“If you fast for three days and eat nine of these in the Night of No Moon, you can rise on the air light as thistledown and stand on the peak of Haramoukh. And on Haramoukh, as you know it is believed, the gods dwell. There was a man here who tried this enchantment. He was a changed man for ever after, wandering and muttering to himself and avoiding all human intercourse as far as he could. He was no Kashmiri—A Jat from the Punjab, and they showed him to me when I was here with the Meryons, and told me he would speak to none. But I knew he would speak to me, and he did.”

“Did he tell you anything of what he had seen in the high world up yonder?”

“He said he had seen the Dream of the God. I could not get more than that. But there are many people here who believe that the Universe as we know it is but an image in the dream of Ishvara, the Universal Spirit—in whom are all the gods—and that when He ceases to dream we pass again into the Night of Brahm, and all is darkness until the Spirit of God moves again on the face of the waters. There are few temples to Brahm. He is above and beyond all direct worship.”

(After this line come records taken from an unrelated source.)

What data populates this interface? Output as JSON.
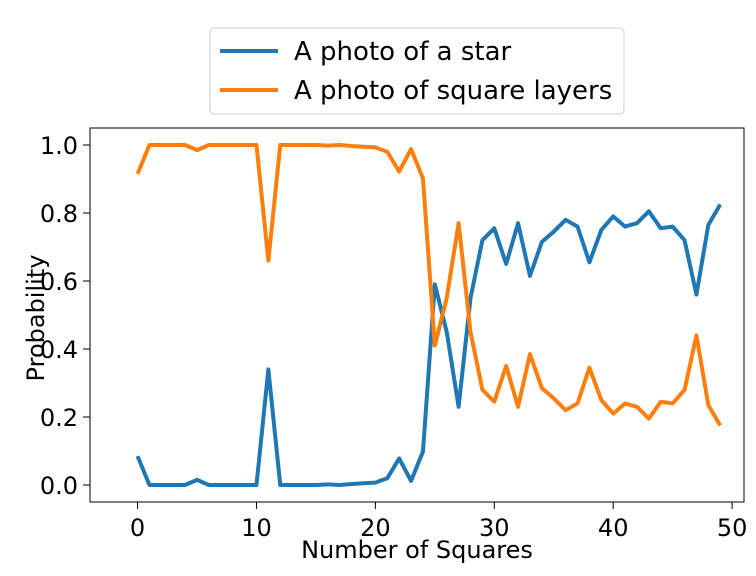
{
  "chart_data": {
    "type": "line",
    "title": "",
    "xlabel": "Number of Squares",
    "ylabel": "Probability",
    "xlim": [
      -4,
      51
    ],
    "ylim": [
      -0.05,
      1.05
    ],
    "x_ticks": [
      0,
      10,
      20,
      30,
      40,
      50
    ],
    "x_tick_labels": [
      "0",
      "10",
      "20",
      "30",
      "40",
      "50"
    ],
    "y_ticks": [
      0.0,
      0.2,
      0.4,
      0.6,
      0.8,
      1.0
    ],
    "y_tick_labels": [
      "0.0",
      "0.2",
      "0.4",
      "0.6",
      "0.8",
      "1.0"
    ],
    "grid": false,
    "legend_position": "above plot, centered",
    "x": [
      0,
      1,
      2,
      3,
      4,
      5,
      6,
      7,
      8,
      9,
      10,
      11,
      12,
      13,
      14,
      15,
      16,
      17,
      18,
      19,
      20,
      21,
      22,
      23,
      24,
      25,
      26,
      27,
      28,
      29,
      30,
      31,
      32,
      33,
      34,
      35,
      36,
      37,
      38,
      39,
      40,
      41,
      42,
      43,
      44,
      45,
      46,
      47,
      48,
      49
    ],
    "series": [
      {
        "name": "A photo of a star",
        "color": "#1f77b4",
        "values": [
          0.085,
          0.0,
          0.0,
          0.0,
          0.0,
          0.015,
          0.0,
          0.0,
          0.0,
          0.0,
          0.0,
          0.34,
          0.0,
          0.0,
          0.0,
          0.0,
          0.002,
          0.0,
          0.003,
          0.005,
          0.007,
          0.02,
          0.078,
          0.012,
          0.098,
          0.59,
          0.45,
          0.23,
          0.55,
          0.72,
          0.755,
          0.65,
          0.77,
          0.615,
          0.715,
          0.745,
          0.78,
          0.76,
          0.655,
          0.75,
          0.79,
          0.76,
          0.77,
          0.805,
          0.755,
          0.76,
          0.72,
          0.56,
          0.765,
          0.825
        ]
      },
      {
        "name": "A photo of square layers",
        "color": "#ff7f0e",
        "values": [
          0.915,
          1.0,
          1.0,
          1.0,
          1.0,
          0.985,
          1.0,
          1.0,
          1.0,
          1.0,
          1.0,
          0.66,
          1.0,
          1.0,
          1.0,
          1.0,
          0.998,
          1.0,
          0.997,
          0.995,
          0.993,
          0.98,
          0.922,
          0.988,
          0.902,
          0.41,
          0.55,
          0.77,
          0.45,
          0.28,
          0.245,
          0.35,
          0.23,
          0.385,
          0.285,
          0.255,
          0.22,
          0.24,
          0.345,
          0.25,
          0.21,
          0.24,
          0.23,
          0.195,
          0.245,
          0.24,
          0.28,
          0.44,
          0.235,
          0.175
        ]
      }
    ]
  }
}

“Do you think he had seen anything?”

“What do I know? Will you eat the seeds? The Night of No Moon will soon be here.”

She held out the seed-vessels, laughing. I write that down but how record the lovely light of kindliness in her eyes—the almost submissive gentleness that yet was a defense stronger than steel. I never knew—how should I?—whether she was sitting by my side or heavens away from me in her own strange world. But always she was a sweetness that I could not reach, a cup of nectar that I might not drink, unalterably her own and never mine, and yet—my friend.

She showed me the wild track up into the mountains where the Pilgrims go to pay their devotions at the Great God’s shrine in the awful heights, regretting that we were too early for that most wonderful sight. Above where we were sitting the river fell in a tormented white cascade, crashing and feathering into spray-dust of diamonds. An eagle was flying above it with a mighty spread of wings that seemed almost double-jointed in the middle—they curved and flapped so wide and free. The fierce head was outstretched with the rake of a plundering galley as he swept down the wind, seeking his meat from God, and passed majestic from our sight. The valley beneath us was littered with enormous boulders spilt from the ancient hollows of the hills. It must have been a great sight when the giants set them trundling down in work or play!—I said this to Vanna, who was looking down upon it with meditative eyes. She roused herself.

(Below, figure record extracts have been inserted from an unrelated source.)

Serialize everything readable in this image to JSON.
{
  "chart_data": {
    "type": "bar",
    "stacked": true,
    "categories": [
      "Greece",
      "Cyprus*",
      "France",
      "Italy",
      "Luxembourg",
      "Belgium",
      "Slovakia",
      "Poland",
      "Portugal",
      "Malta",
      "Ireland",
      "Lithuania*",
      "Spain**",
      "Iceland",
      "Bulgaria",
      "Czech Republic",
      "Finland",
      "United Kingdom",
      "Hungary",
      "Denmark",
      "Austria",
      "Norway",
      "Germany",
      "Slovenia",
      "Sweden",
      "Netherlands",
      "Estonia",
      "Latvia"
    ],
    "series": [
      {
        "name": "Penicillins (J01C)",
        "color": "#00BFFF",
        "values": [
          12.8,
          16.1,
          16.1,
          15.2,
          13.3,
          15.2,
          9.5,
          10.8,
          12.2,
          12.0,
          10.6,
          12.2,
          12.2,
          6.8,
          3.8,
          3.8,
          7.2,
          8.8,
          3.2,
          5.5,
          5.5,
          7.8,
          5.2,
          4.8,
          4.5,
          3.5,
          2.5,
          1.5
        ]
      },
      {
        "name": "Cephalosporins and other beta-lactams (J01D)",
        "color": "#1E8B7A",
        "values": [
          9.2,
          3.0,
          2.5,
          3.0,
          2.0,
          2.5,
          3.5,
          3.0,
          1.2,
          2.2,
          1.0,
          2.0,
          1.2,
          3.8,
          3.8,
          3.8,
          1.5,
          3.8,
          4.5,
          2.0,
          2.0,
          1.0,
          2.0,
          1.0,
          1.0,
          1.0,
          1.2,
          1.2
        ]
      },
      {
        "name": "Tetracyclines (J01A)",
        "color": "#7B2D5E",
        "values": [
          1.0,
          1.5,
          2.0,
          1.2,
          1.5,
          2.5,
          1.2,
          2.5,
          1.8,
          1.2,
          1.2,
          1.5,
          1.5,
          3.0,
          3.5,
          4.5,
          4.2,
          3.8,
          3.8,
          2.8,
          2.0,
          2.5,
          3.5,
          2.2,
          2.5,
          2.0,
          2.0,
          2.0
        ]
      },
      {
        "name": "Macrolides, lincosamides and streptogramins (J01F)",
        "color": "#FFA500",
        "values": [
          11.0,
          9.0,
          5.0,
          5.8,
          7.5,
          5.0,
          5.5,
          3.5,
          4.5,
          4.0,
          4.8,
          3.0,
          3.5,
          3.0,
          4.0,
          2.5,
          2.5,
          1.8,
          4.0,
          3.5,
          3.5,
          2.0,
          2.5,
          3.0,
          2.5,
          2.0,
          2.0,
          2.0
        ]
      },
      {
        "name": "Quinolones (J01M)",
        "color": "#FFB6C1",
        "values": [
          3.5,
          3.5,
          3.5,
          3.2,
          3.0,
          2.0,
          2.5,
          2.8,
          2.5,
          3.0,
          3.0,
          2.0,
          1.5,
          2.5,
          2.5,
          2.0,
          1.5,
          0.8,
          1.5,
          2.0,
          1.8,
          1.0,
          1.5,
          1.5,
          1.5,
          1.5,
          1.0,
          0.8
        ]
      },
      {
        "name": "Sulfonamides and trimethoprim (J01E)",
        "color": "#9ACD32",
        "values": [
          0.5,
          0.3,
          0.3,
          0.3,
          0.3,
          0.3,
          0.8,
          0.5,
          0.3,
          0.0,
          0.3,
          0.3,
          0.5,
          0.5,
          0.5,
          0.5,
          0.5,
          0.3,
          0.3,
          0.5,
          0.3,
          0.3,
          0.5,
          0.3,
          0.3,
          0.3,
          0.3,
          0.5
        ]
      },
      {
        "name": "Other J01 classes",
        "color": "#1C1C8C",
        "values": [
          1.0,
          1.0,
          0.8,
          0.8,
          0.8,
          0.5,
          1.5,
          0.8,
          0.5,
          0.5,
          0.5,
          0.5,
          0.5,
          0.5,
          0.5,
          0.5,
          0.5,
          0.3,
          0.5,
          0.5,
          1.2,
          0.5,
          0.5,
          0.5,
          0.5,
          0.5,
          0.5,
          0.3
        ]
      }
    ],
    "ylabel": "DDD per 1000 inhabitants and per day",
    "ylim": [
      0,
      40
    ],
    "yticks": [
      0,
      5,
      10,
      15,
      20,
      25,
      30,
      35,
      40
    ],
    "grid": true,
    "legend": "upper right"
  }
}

“Yes, this really is Giant-Land up here—everything is so huge. And when they quarrel up in the heights—in Jotunheim—and the black storms come down the valleys it is like colossal laughter or clumsy boisterous anger. And the Frost giants are still at work up there with their great axes of frost and rain. They fling down the side of a mountain or make fresh ways for the rivers. About sixty years ago—far above here—they tore down a mountain side and damned up the mighty Indus, so that for months he was a lake, shut back in the hills. But the river giants are no less strong up here in the heights of the world, and lie lay brooding and hiding his time. And then one awful day he tore the barrier down and roared down the valley carrying death and ruin with him, and swept away a whole Sikh army among other unconsidered trifles. That must have been a soul-shaking sight.”

She spoke on, and as she spoke I saw. What are her words as I record them? Stray dead leaves pressed in a book—the life and grace dead. Yet I record, for she taught me what I believe the world should learn, that the Buddhist philosophers are right when they teach that all forms of what we call matter are really but aggregates of spiritual units, and that life itself is a curtain hiding reality as the vast veil of day conceals from our sight the countless orbs of space. So that the purified mind even while prisoned in the body, may enter into union with the Real and, according to attainment, see it as it is.

She was an interpreter because she believed this truth profoundly. She saw the spiritual essence beneath the lovely illusion of matter, and the air about her was radiant with the motion of strange forces for which the dull world has many names aiming indeed at the truth, but falling—O how far short of her calm perception! She was indeed of a Household higher than the Household of Faith. She had received enlightenment. She beheld with open eyes.